Их было трое. Даниелюс отчетливо видел: двое тащили за руки женщину, которая билась, как овца перед закланием, третий подталкивал ее в спину. Даниелюс перемахнул через канаву.

– Секретарь… Будьте благоразумны, секретарь… – умолял Стропус, переминаясь с ноги на ногу на проселке.

– Эй, вы! Куда вы тащите эту женщину?! – закричал Даниелюс.

Мужчины медленно повернулись и после небольшой паузы решили, что этого прохожего надо бы проучить, чтобы не совал нос не в свое дело. Между тем женщина вдруг вырвалась из рук и бросилась к проселку, злобно смеясь и выкрикивая:

– Вот вам, во! – она размахивала кулаком, уткнув локоть в живот. – Видала я вас в белых тапочках в гробу! Мэээ!
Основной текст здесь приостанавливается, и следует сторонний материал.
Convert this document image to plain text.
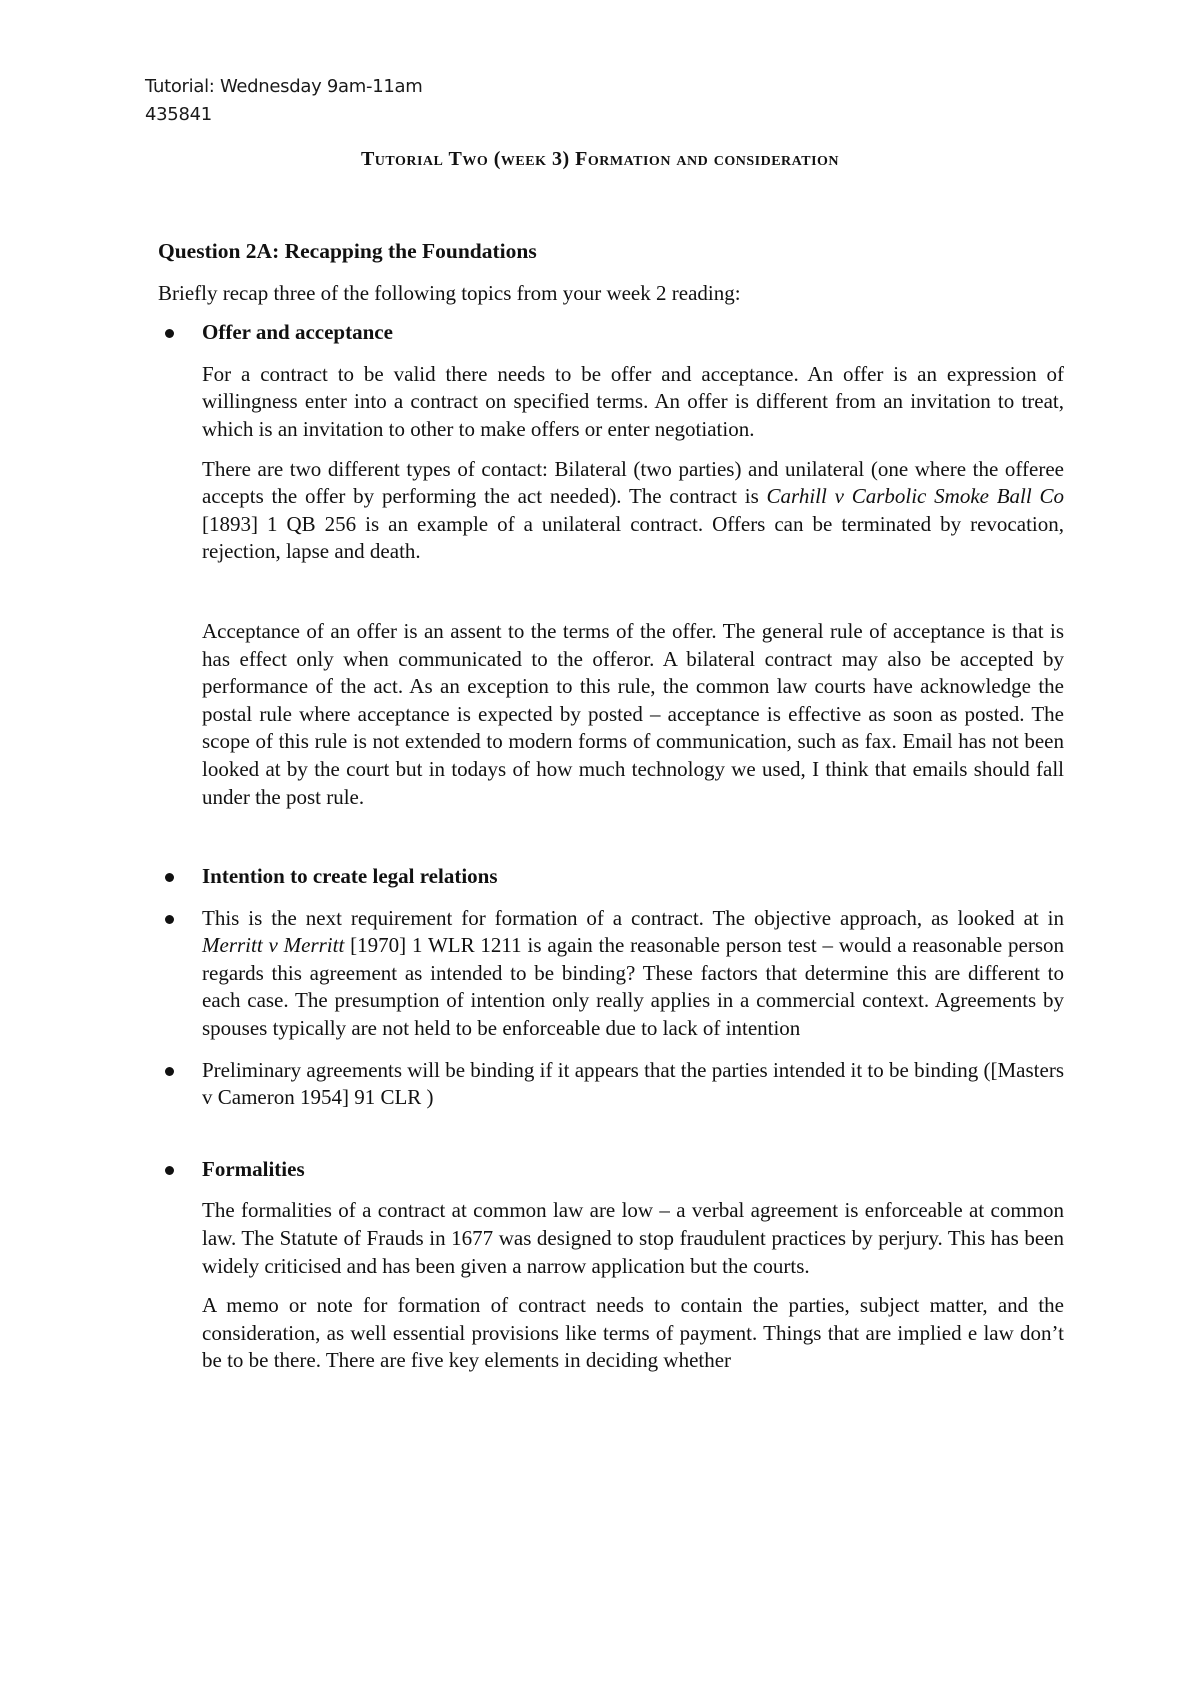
Tutorial: Wednesday 9am-11am
435841
Tutorial Two (week 3) Formation and consideration
Question 2A: Recapping the Foundations
Briefly recap three of the following topics from your week 2 reading:
Offer and acceptance
For a contract to be valid there needs to be offer and acceptance. An offer is an expression of willingness enter into a contract on specified terms. An offer is different from an invitation to treat, which is an invitation to other to make offers or enter negotiation.
There are two different types of contact: Bilateral (two parties) and unilateral (one where the offeree accepts the offer by performing the act needed). The contract is Carhill v Carbolic Smoke Ball Co [1893] 1 QB 256 is an example of a unilateral contract. Offers can be terminated by revocation, rejection, lapse and death.
Acceptance of an offer is an assent to the terms of the offer. The general rule of acceptance is that is has effect only when communicated to the offeror. A bilateral contract may also be accepted by performance of the act. As an exception to this rule, the common law courts have acknowledge the postal rule where acceptance is expected by posted – acceptance is effective as soon as posted. The scope of this rule is not extended to modern forms of communication, such as fax. Email has not been looked at by the court but in todays of how much technology we used, I think that emails should fall under the post rule.
Intention to create legal relations
This is the next requirement for formation of a contract. The objective approach, as looked at in Merritt v Merritt [1970] 1 WLR 1211 is again the reasonable person test – would a reasonable person regards this agreement as intended to be binding? These factors that determine this are different to each case. The presumption of intention only really applies in a commercial context. Agreements by spouses typically are not held to be enforceable due to lack of intention
Preliminary agreements will be binding if it appears that the parties intended it to be binding ([Masters v Cameron 1954] 91 CLR )
Formalities
The formalities of a contract at common law are low – a verbal agreement is enforceable at common law. The Statute of Frauds in 1677 was designed to stop fraudulent practices by perjury. This has been widely criticised and has been given a narrow application but the courts.
A memo or note for formation of contract needs to contain the parties, subject matter, and the consideration, as well essential provisions like terms of payment. Things that are implied e law don’t be to be there. There are five key elements in deciding whether
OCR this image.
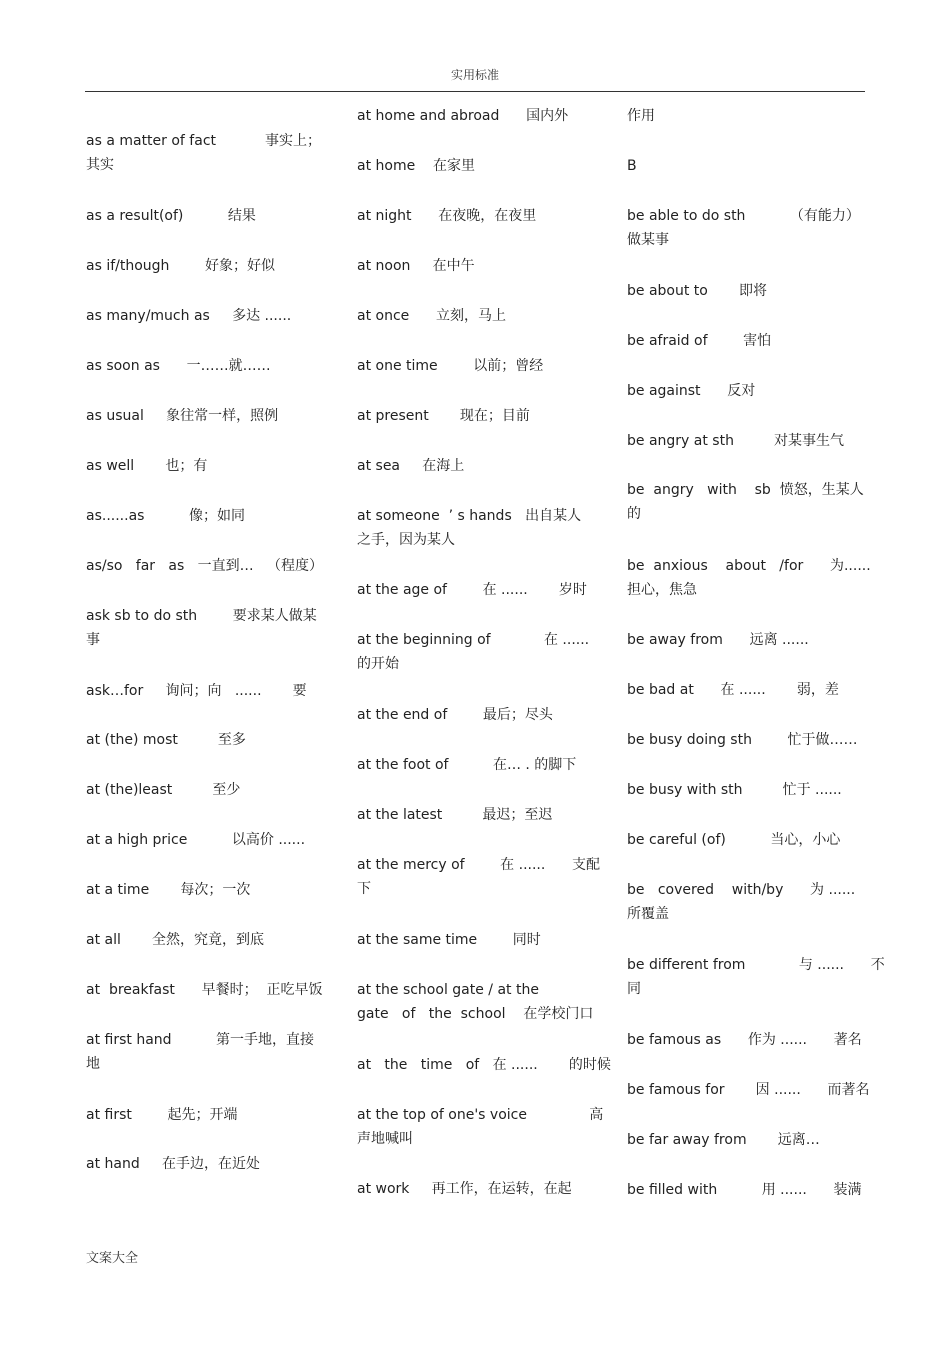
实用标准
as a matter of fact           事实上；
其实
as a result(of)          结果
as if/though        好象；好似
as many/much as     多达 ......
as soon as      一……就……
as usual     象往常一样，照例
as well       也；有
as......as          像；如同
as/so   far   as   一直到…   （程度）
ask sb to do sth        要求某人做某
事
ask…for     询问；向   ......       要
at (the) most         至多
at (the)least         至少
at a high price          以高价 ......
at a time       每次；一次
at all       全然，究竟，到底
at  breakfast      早餐时；  正吃早饭
at first hand          第一手地，直接
地
at first        起先；开端
at hand     在手边，在近处
at home and abroad      国内外
at home    在家里
at night      在夜晚，在夜里
at noon     在中午
at once      立刻，马上
at one time        以前；曾经
at present       现在；目前
at sea     在海上
at someone  ’ s hands   出自某人
之手，因为某人
at the age of        在 ......       岁时
at the beginning of            在 ......
的开始
at the end of        最后；尽头
at the foot of          在… . 的脚下
at the latest         最迟；至迟
at the mercy of        在 ......      支配
下
at the same time        同时
at the school gate / at the
gate   of   the  school    在学校门口
at   the   time   of   在 ......       的时候
at the top of one's voice              高
声地喊叫
at work     再工作，在运转，在起
作用
B
be able to do sth          （有能力）
做某事
be about to       即将
be afraid of        害怕
be against      反对
be angry at sth         对某事生气
be  angry   with    sb  愤怒，生某人
的
be  anxious    about   /for      为......
担心，焦急
be away from      远离 ......
be bad at      在 ......       弱，差
be busy doing sth        忙于做……
be busy with sth         忙于 ......
be careful (of)          当心，小心
be   covered    with/by      为 ......
所覆盖
be different from            与 ......      不
同
be famous as      作为 ......      著名
be famous for       因 ......      而著名
be far away from       远离…
be filled with          用 ......      装满
文案大全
– Ну не паскуда! – выругался кто-то из троицы. – Ну, погоди, попадешься нам в другой рраз. Так прочистим дымоход, на всю жизнь запомнишь.

– Мэээ, мэээ, мэээ… – неслось в вечерней тишине под топот убегающей.

– Нехорошо себя ведете! И шуточки ваши опасные, – произнес Даниелюс, собираясь уйти. И тут же добавил: – В другой раз девушку провожайте через лужок по одному, а не скопом. Спокойной ночи!

Но не успел он и двух шагов сделать, как его тут же обступили со всех сторон. Это были приземистые, широкоплечие неопределенного возраста типы, хотя, пожалуй, не старше тридцати лет. В вечерних сумерках Даниелюс не мог разглядеть их лиц. Мужчины были в ярости, как звери, у которых увели самку. Все трое были изрядно пьяны.

Даниелюс сжал кулаки, приготовясь к защите. «Стропус!» – закричал он и не узнал своего голоса. Но председатель чесал по проселку к деревне и что есть мочи орал:

– Люди! Спасите, люди! Бандиты!

Этот отчаянный крик сверлил голову до тех пор, пока сбитый с ног и корчащийся от пинков Даниелюс не потерял сознание.

……………………………………………………………………………………………………

……………………………………………………………………………………………………

– Они бы совсем его прикончили, – скажет потом на суде Гедрюс Люткус. – Но увидели мою машину и бросились наутек. Фары были включены и еще издали осветили то место – я сразу же смекнул, что что-то случилось. Товарищ секретарь лежал весь в крови, как мертвый…

Часть седьмая
ОТЕЦ

I

Старожилы не припомнят такого дождливого года. Где это слыхано, чтобы началось в конце июля и с небольшими перерывами лило до конца августа! На другой день, глядишь, вроде бы прояснилось, порой и денька два ни капли с неба, по ночам сквозь просветы в тучах даже звездочки блеснут. А назавтра опять затянет – от окоема до окоема. И сколько ни гляди себе в окно, ничего хорошего не увидишь – два месяца одно и то же: куры ходят под дождем, нахохлившись, гуси бродят, противно гогоча, по вишняку напротив избы, да и сам вишняк, печальный, стоит по колено в воде. А утренняя сводка гласит: и далее погода неустойчивая, с осадками… Так вот каковы дела, Йонас Гиринис. Хоть бери и сколачивай Ноев ковчег!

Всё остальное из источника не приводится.